All the Senate bill does, he said, is trigger the same fight when Congress returns next month.
"I believe that two months is just kicking the can down the road. The American people are tired of that. Frankly, I'm tired of it," Boehner said.
Laena Fallon, spokeswoman for House Majority Leader Eric Cantor, R-Va., echoed that view: "Two months is too short," she said in a written statement. "The House opposes (the Senate) bill because — to put it simply — we owe the middle class, employers and doctors better than a two-month extension. Washington is already causing massive uncertainty to those struggling in the Obama economy. We can do better. "
House Republicans are expected to come up with an alternative plan. Last week, they approved a bill that would continue the breaks for a year. It gradually would reduce the maximum weeks of unemployment benefits from the current 99 weeks to 59 weeks, and pay for the plan partly with a freeze on federal pay.
If the House rejects the Senate's two-month plan, House and Senate negotiators would have to make a deal before Dec. 31.
Reid was not pleased. "When we met last week, Speaker Boehner requested that Senator McConnell and I work out a compromise. Neither side got everything they wanted, but we forged a middle ground that passed the Senate by an overwhelming bipartisan majority," Reid said.
The House plans votes Monday night. Since Republicans hold 242 of the House's 435 seats, the Senate plan is unlikely to pass, although an alternative could be approved.

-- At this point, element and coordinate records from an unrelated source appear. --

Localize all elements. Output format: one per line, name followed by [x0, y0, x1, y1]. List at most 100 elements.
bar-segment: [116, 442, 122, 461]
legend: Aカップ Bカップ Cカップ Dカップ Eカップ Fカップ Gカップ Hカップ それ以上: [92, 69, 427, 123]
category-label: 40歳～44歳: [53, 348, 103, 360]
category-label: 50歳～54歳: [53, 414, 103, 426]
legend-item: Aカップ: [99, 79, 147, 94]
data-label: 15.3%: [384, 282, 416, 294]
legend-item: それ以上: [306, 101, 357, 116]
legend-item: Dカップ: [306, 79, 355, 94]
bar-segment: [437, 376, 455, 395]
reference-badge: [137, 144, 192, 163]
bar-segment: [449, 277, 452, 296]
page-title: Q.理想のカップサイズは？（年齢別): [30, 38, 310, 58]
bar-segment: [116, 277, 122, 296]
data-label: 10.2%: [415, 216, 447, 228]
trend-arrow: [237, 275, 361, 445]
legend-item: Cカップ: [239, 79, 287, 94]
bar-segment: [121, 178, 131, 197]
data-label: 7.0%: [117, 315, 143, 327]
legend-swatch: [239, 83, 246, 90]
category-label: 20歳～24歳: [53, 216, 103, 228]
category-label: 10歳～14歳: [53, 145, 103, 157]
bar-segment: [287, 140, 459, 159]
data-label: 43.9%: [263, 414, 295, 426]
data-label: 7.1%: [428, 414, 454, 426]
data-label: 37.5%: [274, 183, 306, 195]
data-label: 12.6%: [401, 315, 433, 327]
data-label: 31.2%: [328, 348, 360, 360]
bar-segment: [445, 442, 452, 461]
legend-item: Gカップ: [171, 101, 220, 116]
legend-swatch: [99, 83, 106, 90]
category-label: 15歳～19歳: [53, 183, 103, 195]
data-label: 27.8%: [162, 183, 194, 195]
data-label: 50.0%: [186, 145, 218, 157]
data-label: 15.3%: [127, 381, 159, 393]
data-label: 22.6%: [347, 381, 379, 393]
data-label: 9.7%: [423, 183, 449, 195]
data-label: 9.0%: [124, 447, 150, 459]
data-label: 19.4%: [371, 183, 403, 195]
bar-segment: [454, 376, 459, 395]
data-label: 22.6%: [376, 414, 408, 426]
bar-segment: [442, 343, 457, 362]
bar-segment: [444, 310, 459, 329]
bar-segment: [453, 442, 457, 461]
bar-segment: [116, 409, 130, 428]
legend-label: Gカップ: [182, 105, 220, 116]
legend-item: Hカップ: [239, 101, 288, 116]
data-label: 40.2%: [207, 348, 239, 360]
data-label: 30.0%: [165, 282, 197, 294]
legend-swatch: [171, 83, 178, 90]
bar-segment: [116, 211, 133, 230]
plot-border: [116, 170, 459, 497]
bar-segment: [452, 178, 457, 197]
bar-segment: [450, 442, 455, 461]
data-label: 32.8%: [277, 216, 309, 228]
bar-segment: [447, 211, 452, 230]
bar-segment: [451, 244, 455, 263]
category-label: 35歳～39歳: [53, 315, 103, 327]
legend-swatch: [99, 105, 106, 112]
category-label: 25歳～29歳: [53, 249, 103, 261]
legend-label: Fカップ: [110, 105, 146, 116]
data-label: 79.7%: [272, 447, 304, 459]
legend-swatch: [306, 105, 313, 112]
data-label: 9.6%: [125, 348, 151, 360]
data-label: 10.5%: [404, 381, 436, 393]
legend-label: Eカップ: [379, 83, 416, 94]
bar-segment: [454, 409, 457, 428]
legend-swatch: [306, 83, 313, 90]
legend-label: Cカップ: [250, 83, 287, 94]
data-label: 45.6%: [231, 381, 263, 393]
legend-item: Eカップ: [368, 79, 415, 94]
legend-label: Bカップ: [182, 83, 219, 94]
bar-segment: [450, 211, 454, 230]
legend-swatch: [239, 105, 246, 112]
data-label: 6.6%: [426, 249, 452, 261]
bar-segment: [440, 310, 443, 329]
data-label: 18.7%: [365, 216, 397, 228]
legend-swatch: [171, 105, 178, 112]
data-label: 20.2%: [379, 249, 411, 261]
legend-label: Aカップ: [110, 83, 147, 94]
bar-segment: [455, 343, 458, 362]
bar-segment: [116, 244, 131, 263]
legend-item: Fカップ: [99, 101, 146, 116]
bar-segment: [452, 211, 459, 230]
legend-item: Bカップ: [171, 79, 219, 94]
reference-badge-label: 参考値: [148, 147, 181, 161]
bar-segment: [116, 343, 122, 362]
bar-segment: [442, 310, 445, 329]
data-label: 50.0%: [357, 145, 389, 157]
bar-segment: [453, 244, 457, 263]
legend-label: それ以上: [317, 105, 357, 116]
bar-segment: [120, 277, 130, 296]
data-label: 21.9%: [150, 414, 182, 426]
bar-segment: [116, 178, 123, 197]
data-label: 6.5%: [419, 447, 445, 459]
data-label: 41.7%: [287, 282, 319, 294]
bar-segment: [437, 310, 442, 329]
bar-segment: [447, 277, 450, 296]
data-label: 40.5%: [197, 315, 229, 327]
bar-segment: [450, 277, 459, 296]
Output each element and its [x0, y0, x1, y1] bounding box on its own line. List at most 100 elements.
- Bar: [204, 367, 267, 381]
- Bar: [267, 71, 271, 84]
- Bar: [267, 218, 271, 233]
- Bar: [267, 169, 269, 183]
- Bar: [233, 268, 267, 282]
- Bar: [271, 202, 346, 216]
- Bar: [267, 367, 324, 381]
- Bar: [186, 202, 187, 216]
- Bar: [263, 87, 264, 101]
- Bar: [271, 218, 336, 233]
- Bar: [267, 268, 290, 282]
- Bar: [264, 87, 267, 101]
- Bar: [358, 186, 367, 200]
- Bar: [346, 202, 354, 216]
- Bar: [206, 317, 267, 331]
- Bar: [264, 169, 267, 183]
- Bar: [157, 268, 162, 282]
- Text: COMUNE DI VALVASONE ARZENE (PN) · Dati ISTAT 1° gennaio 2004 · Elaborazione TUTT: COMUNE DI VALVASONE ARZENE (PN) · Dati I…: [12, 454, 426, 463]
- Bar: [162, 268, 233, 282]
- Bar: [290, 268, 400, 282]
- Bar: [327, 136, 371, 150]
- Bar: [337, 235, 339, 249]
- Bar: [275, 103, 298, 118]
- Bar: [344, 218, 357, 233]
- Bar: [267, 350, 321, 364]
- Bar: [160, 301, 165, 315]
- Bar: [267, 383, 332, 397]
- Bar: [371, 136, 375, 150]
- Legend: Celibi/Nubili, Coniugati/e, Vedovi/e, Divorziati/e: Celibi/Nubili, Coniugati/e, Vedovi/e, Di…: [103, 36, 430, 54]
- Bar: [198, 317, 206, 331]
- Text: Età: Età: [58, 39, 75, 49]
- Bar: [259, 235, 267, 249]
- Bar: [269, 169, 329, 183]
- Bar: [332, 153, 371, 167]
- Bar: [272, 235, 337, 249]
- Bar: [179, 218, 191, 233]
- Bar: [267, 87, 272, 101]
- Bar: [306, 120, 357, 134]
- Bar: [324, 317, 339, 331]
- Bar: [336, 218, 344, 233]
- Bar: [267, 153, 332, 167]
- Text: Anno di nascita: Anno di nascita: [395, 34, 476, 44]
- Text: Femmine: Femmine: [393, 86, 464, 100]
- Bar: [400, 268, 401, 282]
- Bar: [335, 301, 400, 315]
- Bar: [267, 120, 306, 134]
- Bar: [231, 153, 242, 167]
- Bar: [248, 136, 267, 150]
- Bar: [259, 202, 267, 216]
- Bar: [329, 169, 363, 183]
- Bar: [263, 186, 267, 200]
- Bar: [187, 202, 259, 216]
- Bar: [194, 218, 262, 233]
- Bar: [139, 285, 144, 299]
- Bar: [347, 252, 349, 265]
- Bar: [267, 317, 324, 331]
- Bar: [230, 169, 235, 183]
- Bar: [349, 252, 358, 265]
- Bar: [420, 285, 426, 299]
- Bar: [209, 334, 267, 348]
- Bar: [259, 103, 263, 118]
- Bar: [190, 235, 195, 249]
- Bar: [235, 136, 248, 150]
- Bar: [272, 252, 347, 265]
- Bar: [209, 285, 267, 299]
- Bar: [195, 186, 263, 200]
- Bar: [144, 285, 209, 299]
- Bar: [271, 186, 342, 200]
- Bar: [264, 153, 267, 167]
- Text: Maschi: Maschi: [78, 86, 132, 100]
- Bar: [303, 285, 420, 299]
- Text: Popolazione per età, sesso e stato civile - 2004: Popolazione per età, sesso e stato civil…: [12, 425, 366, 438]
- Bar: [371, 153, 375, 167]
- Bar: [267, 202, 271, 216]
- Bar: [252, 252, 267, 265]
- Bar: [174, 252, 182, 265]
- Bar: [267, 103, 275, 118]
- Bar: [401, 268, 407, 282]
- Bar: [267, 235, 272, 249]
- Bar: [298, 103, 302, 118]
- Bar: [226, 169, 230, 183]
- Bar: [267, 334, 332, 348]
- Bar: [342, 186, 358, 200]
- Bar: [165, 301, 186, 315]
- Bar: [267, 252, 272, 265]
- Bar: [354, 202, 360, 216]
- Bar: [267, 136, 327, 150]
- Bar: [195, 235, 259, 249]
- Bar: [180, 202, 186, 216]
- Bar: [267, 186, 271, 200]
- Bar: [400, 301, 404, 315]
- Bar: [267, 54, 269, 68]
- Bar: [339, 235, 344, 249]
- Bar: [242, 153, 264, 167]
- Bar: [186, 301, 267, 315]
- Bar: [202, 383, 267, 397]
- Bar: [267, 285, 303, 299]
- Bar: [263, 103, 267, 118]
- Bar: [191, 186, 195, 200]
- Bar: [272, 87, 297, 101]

Getting a one-year plan has proven difficult, however, since Democrats want to pay for it with a surtax on income over $1 million, which Republicans tend to oppose.
Other Democrats were upset about the Keystone provision.
"This expedited process will bypass a thorough review of the project as well as an ongoing investigation of the review process by the State Department Inspector General," said Rep. Peter Welch, D-Vt.